In my Spark ML Pipeline (Spark 2.3.0) I use RegexTokenizer
like this:
val regexTokenizer = new RegexTokenizer()
.setInputCol("text")
.setOutputCol("words")
.setMinTokenLength(3)
It transforms DataFrame
to the one with arrays of words, for example:
text | words
-------------------------
a the | [the]
a of to | []
big small | [big,small]
How to filter rows with empty []
arrays?
Should I create custom transformer and pass it to pipeline?
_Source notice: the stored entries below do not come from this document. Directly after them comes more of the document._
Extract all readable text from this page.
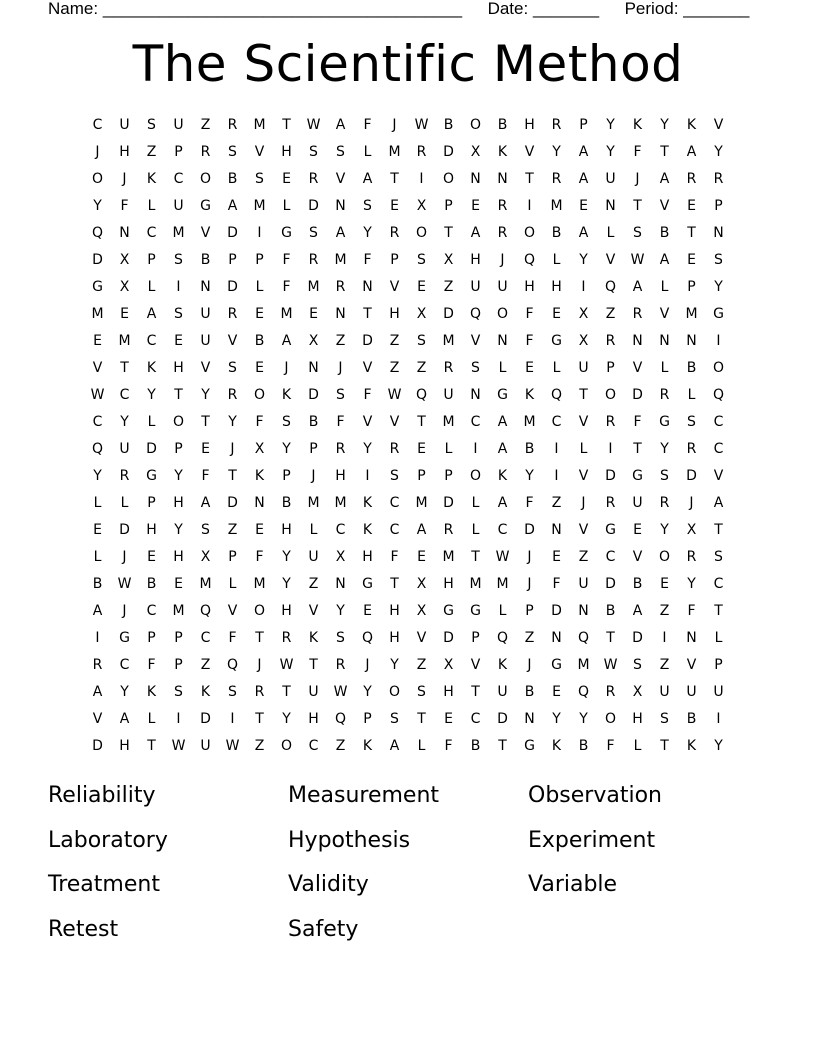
Name: ______________________________________ Date: _______ Period: _______
The Scientific Method
C	U	S	U	Z	R	M	T	W	A	F	J	W	B	O	B	H	R	P	Y	K	Y	K	V
J	H	Z	P	R	S	V	H	S	S	L	M	R	D	X	K	V	Y	A	Y	F	T	A	Y
O	J	K	C	O	B	S	E	R	V	A	T	I	O	N	N	T	R	A	U	J	A	R	R
Y	F	L	U	G	A	M	L	D	N	S	E	X	P	E	R	I	M	E	N	T	V	E	P
Q	N	C	M	V	D	I	G	S	A	Y	R	O	T	A	R	O	B	A	L	S	B	T	N
D	X	P	S	B	P	P	F	R	M	F	P	S	X	H	J	Q	L	Y	V	W	A	E	S
G	X	L	I	N	D	L	F	M	R	N	V	E	Z	U	U	H	H	I	Q	A	L	P	Y
M	E	A	S	U	R	E	M	E	N	T	H	X	D	Q	O	F	E	X	Z	R	V	M	G
E	M	C	E	U	V	B	A	X	Z	D	Z	S	M	V	N	F	G	X	R	N	N	N	I
V	T	K	H	V	S	E	J	N	J	V	Z	Z	R	S	L	E	L	U	P	V	L	B	O
W	C	Y	T	Y	R	O	K	D	S	F	W	Q	U	N	G	K	Q	T	O	D	R	L	Q
C	Y	L	O	T	Y	F	S	B	F	V	V	T	M	C	A	M	C	V	R	F	G	S	C
Q	U	D	P	E	J	X	Y	P	R	Y	R	E	L	I	A	B	I	L	I	T	Y	R	C
Y	R	G	Y	F	T	K	P	J	H	I	S	P	P	O	K	Y	I	V	D	G	S	D	V
L	L	P	H	A	D	N	B	M	M	K	C	M	D	L	A	F	Z	J	R	U	R	J	A
E	D	H	Y	S	Z	E	H	L	C	K	C	A	R	L	C	D	N	V	G	E	Y	X	T
L	J	E	H	X	P	F	Y	U	X	H	F	E	M	T	W	J	E	Z	C	V	O	R	S
B	W	B	E	M	L	M	Y	Z	N	G	T	X	H	M	M	J	F	U	D	B	E	Y	C
A	J	C	M	Q	V	O	H	V	Y	E	H	X	G	G	L	P	D	N	B	A	Z	F	T
I	G	P	P	C	F	T	R	K	S	Q	H	V	D	P	Q	Z	N	Q	T	D	I	N	L
R	C	F	P	Z	Q	J	W	T	R	J	Y	Z	X	V	K	J	G	M	W	S	Z	V	P
A	Y	K	S	K	S	R	T	U	W	Y	O	S	H	T	U	B	E	Q	R	X	U	U	U
V	A	L	I	D	I	T	Y	H	Q	P	S	T	E	C	D	N	Y	Y	O	H	S	B	I
D	H	T	W	U	W	Z	O	C	Z	K	A	L	F	B	T	G	K	B	F	L	T	K	Y
Reliability	Measurement	Observation
Laboratory	Hypothesis	Experiment
Treatment	Validity	Variable
Retest	Safety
You can use SQLTransformer
:
import org.apache.spark.ml.feature.SQLTransformer
val emptyRemover = new SQLTransformer().setStatement(
"SELECT * FROM __THIS__ WHERE size(words) > 0"
)
which can applied directly
val df = Seq(
("a the", Seq("the")), ("a of the", Seq()),
("big small", Seq("big", "small"))
).toDF("text", "words")
emptyRemover.transform(df).show
+---------+------------+
| text| words|
+---------+------------+
| a the| [the]|
|big small|[big, small]|
+---------+------------+
or used in a Pipeline
.
Nonetheless I would consider twice before using this in Spark ML process. Tools normally used downstream, like CountVectorizer
, can handle empty input just fine:
import org.apache.spark.ml.feature.CountVectorizer
val vectorizer = new CountVectorizer()
.setInputCol("words")
.setOutputCol("features")
+---------+------------+-------------------+
| text| words| features|
+---------+------------+-------------------+
| a the| [the]| (3,[2],[1.0])|
| a of the| []| (3,[],[])|
|big small|[big, small]|(3,[0,1],[1.0,1.0])|
+---------+------------+-------------------+
and lack of presence of certain words, can often provide useful information.